- Born: Francesco Gaetano "Franko" Moliterno
- Origin: Bedford, England
- Occupation: Musician
- Website: www.turnodj.com

= Turno (musician) =

Francesco Gaetano Moliterno, known professionally as Franko Moliterno or Turno, is an English musician from Bedford. After losing his brother to suicide, Turno released a UK top 40 single about men's mental health. His charity single, "What's on Your Mind", was released in 2022. The single "Rave Out" with Charlotte Plank and Skepsis charted at No. 37 on the UK Singles Chart in 2023.

== Life and career ==
Francesco Gaetano "Franko" Moliterno is from Bedford, and had a brother, Fabio, who ran Escobarbers in Bedford town centre and committed suicide in September 2021 following years of poor mental health; both are of Italian descent. In October 2016, he set up a clothing range; its brand name, Time Is Now, was taken from the idea of not waiting until tomorrow to do things. He then released the albums Power and DNA. In February 2022, he released "Melia", a collaboration with free climber George King which had come about after King used Moliterno's "Abyss" in one of his tracks.

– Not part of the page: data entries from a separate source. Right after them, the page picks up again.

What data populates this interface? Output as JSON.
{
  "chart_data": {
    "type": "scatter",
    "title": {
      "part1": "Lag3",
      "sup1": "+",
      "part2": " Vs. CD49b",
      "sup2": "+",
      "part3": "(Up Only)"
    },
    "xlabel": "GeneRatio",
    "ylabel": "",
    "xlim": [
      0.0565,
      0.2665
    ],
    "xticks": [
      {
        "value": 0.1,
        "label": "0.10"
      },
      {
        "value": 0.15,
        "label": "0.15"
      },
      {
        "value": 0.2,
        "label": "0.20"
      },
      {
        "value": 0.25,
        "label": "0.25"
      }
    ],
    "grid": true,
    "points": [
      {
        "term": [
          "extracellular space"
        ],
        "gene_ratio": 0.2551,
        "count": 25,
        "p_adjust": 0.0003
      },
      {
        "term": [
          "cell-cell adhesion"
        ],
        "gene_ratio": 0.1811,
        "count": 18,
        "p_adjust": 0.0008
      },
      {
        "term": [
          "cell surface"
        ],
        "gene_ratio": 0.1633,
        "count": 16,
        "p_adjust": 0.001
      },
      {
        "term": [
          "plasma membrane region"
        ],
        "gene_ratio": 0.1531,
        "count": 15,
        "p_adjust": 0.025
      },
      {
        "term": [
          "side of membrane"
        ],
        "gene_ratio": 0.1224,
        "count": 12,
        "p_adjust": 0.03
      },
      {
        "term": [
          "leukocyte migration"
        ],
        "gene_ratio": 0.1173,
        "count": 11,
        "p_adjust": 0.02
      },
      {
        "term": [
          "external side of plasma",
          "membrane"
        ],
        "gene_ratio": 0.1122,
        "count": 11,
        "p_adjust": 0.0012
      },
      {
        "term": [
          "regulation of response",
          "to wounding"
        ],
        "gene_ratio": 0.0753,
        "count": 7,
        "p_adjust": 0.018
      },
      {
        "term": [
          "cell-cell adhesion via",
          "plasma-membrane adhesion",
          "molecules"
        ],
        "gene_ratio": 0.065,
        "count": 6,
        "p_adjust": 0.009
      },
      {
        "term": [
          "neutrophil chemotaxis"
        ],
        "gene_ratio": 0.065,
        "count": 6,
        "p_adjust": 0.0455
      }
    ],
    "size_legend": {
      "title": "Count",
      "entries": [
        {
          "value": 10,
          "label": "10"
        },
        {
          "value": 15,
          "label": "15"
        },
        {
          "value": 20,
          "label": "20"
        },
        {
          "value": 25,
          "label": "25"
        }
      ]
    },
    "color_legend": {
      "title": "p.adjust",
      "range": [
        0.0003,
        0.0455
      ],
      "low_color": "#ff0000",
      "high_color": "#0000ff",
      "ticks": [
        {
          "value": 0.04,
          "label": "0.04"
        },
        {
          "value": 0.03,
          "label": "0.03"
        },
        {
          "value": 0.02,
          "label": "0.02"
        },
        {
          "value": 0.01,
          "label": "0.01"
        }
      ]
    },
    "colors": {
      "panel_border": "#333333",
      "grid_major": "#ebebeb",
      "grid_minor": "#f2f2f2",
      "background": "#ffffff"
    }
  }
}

To mark one year of Fabio's death, Franko released a single, "What's On Your Mind" on 15 September 2021, which featured SJ Loq, Myleedan, Phizi, and Too Lippy. The song appeared throughout the first episode of the second series of We Are England, a BBC documentary series, which had been filmed after the gym and mental health charity Samsons Academy approached the BBC wanting to make a documentary about male suicide, and involved the remaining Moliternos; originally intended for broadcast the day after release, the death of Queen Elizabeth II meant that schedules were scrambled, and the programme actually aired three weeks later. A drum and bass remix of the song was released on 10 October 2022, that year's World Mental Health Day; profits from both versions went to Mind, a mental health charity.

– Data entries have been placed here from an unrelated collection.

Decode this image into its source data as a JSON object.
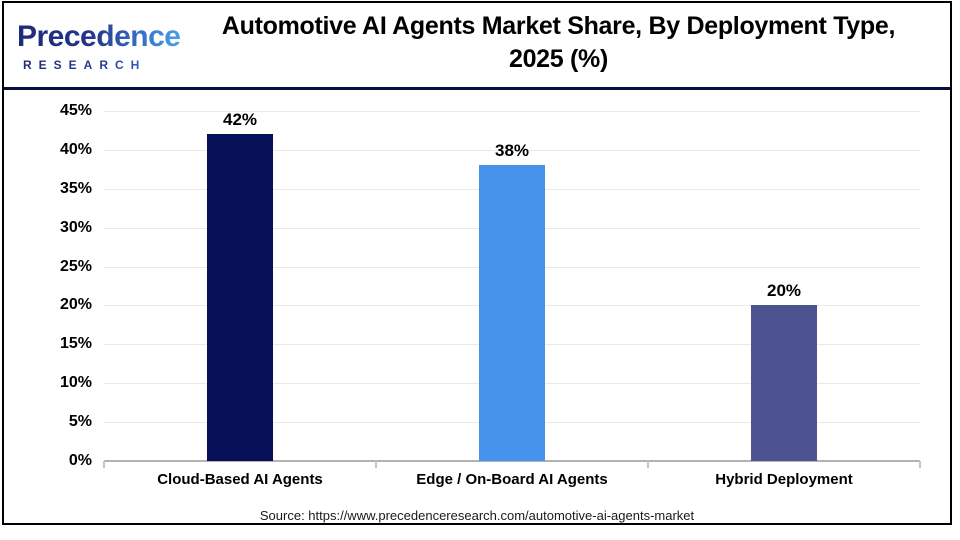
{
  "brand": {
    "name": "Precedence",
    "subname": "RESEARCH",
    "icon": "leaf-p-logo",
    "color_dark": "#1f2b76",
    "color_light": "#4aa0e8"
  },
  "header": {
    "title_line1": "Automotive AI Agents Market Share, By Deployment Type,",
    "title_line2": "2025 (%)"
  },
  "chart_data": {
    "type": "bar",
    "title": "Automotive AI Agents Market Share, By Deployment Type, 2025 (%)",
    "categories": [
      "Cloud-Based AI Agents",
      "Edge / On-Board AI Agents",
      "Hybrid Deployment"
    ],
    "values": [
      42,
      38,
      20
    ],
    "value_labels": [
      "42%",
      "38%",
      "20%"
    ],
    "bar_colors": [
      "#071056",
      "#4793ec",
      "#4d5391"
    ],
    "xlabel": "",
    "ylabel": "",
    "ylim": [
      0,
      45
    ],
    "ytick_step": 5,
    "ytick_labels": [
      "0%",
      "5%",
      "10%",
      "15%",
      "20%",
      "25%",
      "30%",
      "35%",
      "40%",
      "45%"
    ],
    "grid": true,
    "legend_position": "none",
    "gridline_color": "#e9e9e9",
    "axis_line_color": "#b3b3b3"
  },
  "footer": {
    "source_text": "Source: https://www.precedenceresearch.com/automotive-ai-agents-market"
  }
}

In October 2022, Moliterno organised a mental health seminar with the record label DnB Allstars, and in December 2022, Moliterno organised a writer's camp with Ultra Records, which took place the following month; during this week, he recorded 22 tracks, the first of which was "Rave Out", which featured Skepsis and Charlotte Plank and discussed men's mental health. The track came out in June 2023, by which time Moliterno's "Killer" had charted at No. 94 on the UK Singles Downloads Chart; upon release, "Rave Out" charted at No. 37 on the UK Singles Chart.